Gene-centric analysis of serum cotinine levels in African and European American populations

Abstract

To date, most genetic association studies of tobacco use have been conducted in European American subjects using the phenotype of smoking quantity (cigarettes per day). However, smoking quantity is a very imprecise measure of exposure to tobacco smoke constituents. Analyses of alternate phenotypes and populations may improve our understanding of tobacco addiction genetics. Cotinine is the major metabolite of nicotine, and measuring serum cotinine levels in smokers provides a more objective measure of nicotine dose than smoking quantity. Previous genetic association studies of serum cotinine have focused on individual genes. We conducted a genetic association study of the biomarker in African American (N=365) and European American (N=315) subjects from the Coronary Artery Risk Development in Young Adults study using a chip containing densely-spaced tag SNPs in ∼2100 genes.

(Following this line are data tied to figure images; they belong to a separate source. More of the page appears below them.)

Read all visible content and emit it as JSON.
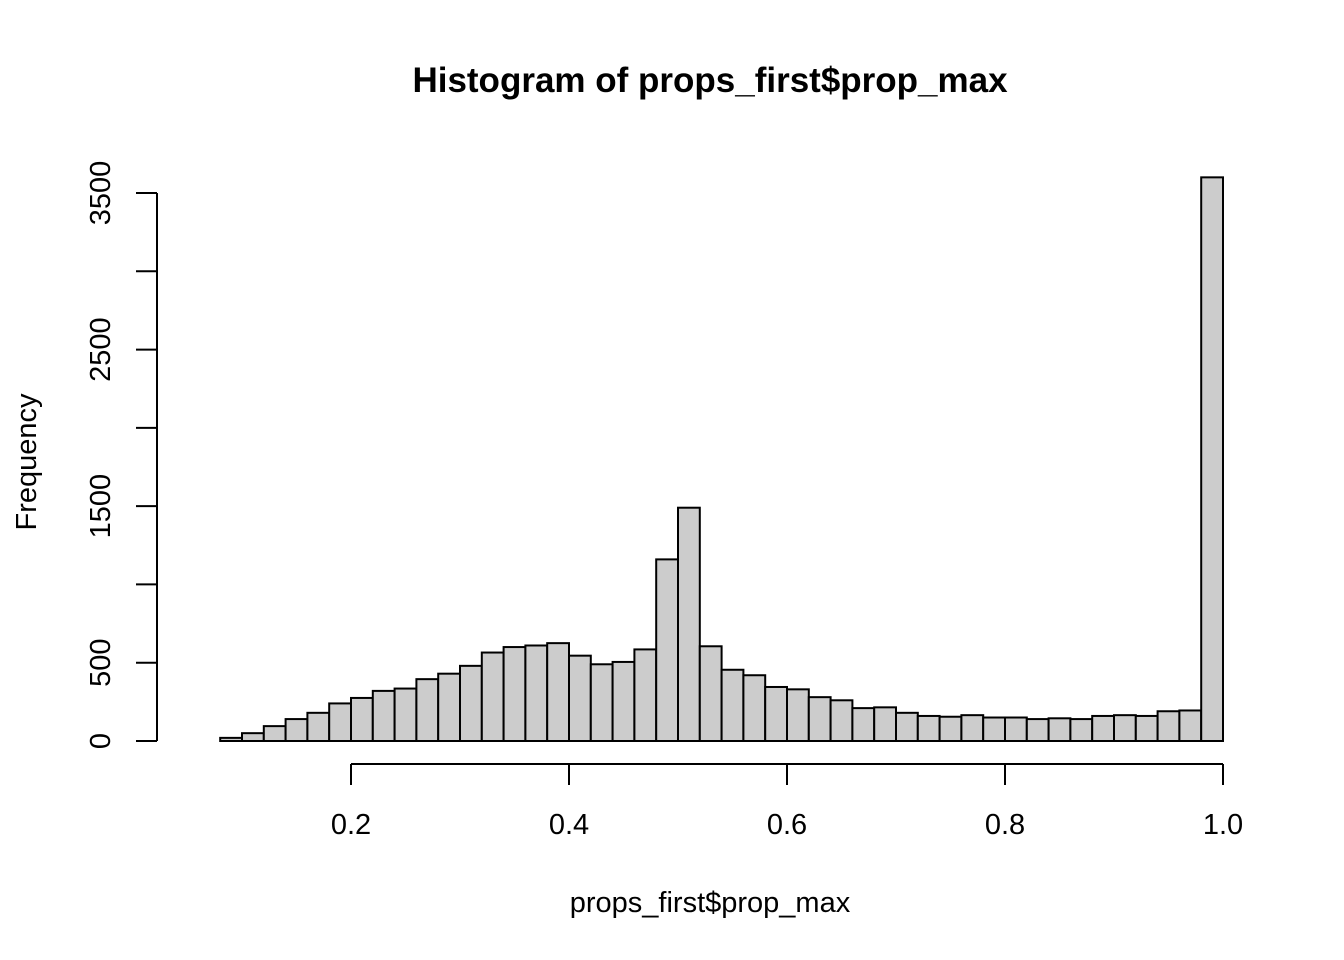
{
  "chart_data": {
    "type": "bar",
    "title": "Histogram of props_first$prop_max",
    "xlabel": "props_first$prop_max",
    "ylabel": "Frequency",
    "bin_width": 0.02,
    "bin_start": 0.06,
    "values": [
      0,
      20,
      50,
      95,
      140,
      180,
      240,
      275,
      320,
      335,
      395,
      430,
      480,
      565,
      600,
      610,
      625,
      545,
      490,
      505,
      585,
      1160,
      1490,
      605,
      455,
      420,
      345,
      330,
      280,
      260,
      210,
      215,
      180,
      160,
      155,
      165,
      150,
      150,
      140,
      145,
      140,
      160,
      165,
      160,
      190,
      195,
      3600
    ],
    "xlim": [
      0.06,
      1.0
    ],
    "ylim": [
      0,
      3600
    ],
    "x_ticks": [
      0.2,
      0.4,
      0.6,
      0.8,
      1.0
    ],
    "x_tick_labels": [
      "0.2",
      "0.4",
      "0.6",
      "0.8",
      "1.0"
    ],
    "y_ticks": [
      0,
      500,
      1000,
      1500,
      2000,
      2500,
      3000,
      3500
    ],
    "y_tick_labels": [
      "0",
      "500",
      "",
      "1500",
      "",
      "2500",
      "",
      "3500"
    ],
    "bar_color": "#cccccc",
    "border_color": "#000000",
    "grid": false
  }
}
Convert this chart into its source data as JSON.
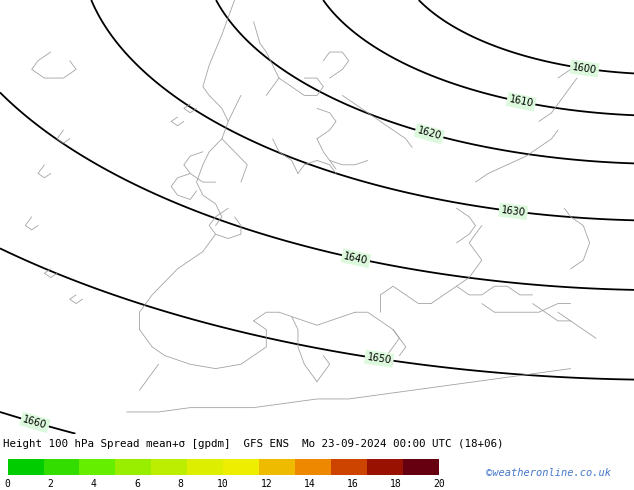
{
  "title": "Height 100 hPa Spread mean+σ [gpdm]  GFS ENS  Mo 23-09-2024 00:00 UTC (18+06)",
  "colorbar_label_values": [
    0,
    2,
    4,
    6,
    8,
    10,
    12,
    14,
    16,
    18,
    20
  ],
  "colorbar_colors": [
    "#00cc00",
    "#33dd00",
    "#66ee00",
    "#99ee00",
    "#bbee00",
    "#ddee00",
    "#eeee00",
    "#eebb00",
    "#ee8800",
    "#cc4400",
    "#991100",
    "#660011"
  ],
  "map_bg_color": "#00dd00",
  "title_color": "#000000",
  "title_fontsize": 8.0,
  "watermark": "©weatheronline.co.uk",
  "watermark_color": "#4477cc",
  "fig_bg_color": "#ffffff",
  "contour_color": "#000000",
  "coast_color": "#aaaaaa",
  "label_bg_color": "#ccffcc"
}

We found that rs11187065, located in the non-coding region (intron 1) of insulin-degrading enzyme (IDE), was the most strongly associated SNP (p=8.91 × 10(-6)) in the African American cohort, whereas rs11763963, located on chromosome 7 outside of a gene transcript, was the most strongly associated SNP in European Americans (p=1.53 × 10(-6)). We then evaluated how the top variant association in each population performed in the other group. We found that the association of rs11187065 in IDE was also associated with the phenotype in European Americans (p=0.044). Our top SNP association in European Americans, rs11763963 was non-polymorphic in our African American sample. It has been previously shown that psychostimulant self-administration is reduced in animals with lower insulin because of interference with dopamine transmission in the brain reward centers. Our finding provides a platform for further investigation of this, or additional mechanisms, involving the relationship between insulin and self-administered nicotine dose.

Figure 1

Association between insulin-degrading enzyme (IDE) variants and serum cotinine in Coronary Artery Risk Development in Young Adults (CARDIA) African American cohort. The most significant association in CARDIA African American cohort was with SNP rs11187065 (here in purple) of the gene encoding IDE. The same variant was also associated with serum cotinine levels in CARDIA European Americans (p=0.044).

Figure 2

Association between rs11763963 and serum cotinine in Coronary Artery Risk Development in Young Adults (CARDIA) European American cohort. The most significant association in CARDIA European Americans was with SNP rs11763963 (here in purple), located on chromosome 7 outside of a gene transcript. This SNP is non-polymorphic in African Americans.

Figure 3

Association between mortality factor 4 like 1 (MORF4L1) variants and serum cotinine in Coronary Artery Risk Development in Young Adults (CARDIA) European Americans. The second association in European Americans was on chromosome 15 in MORF4L1. This association was not found in the CARDIA African American cohort (p=0.17).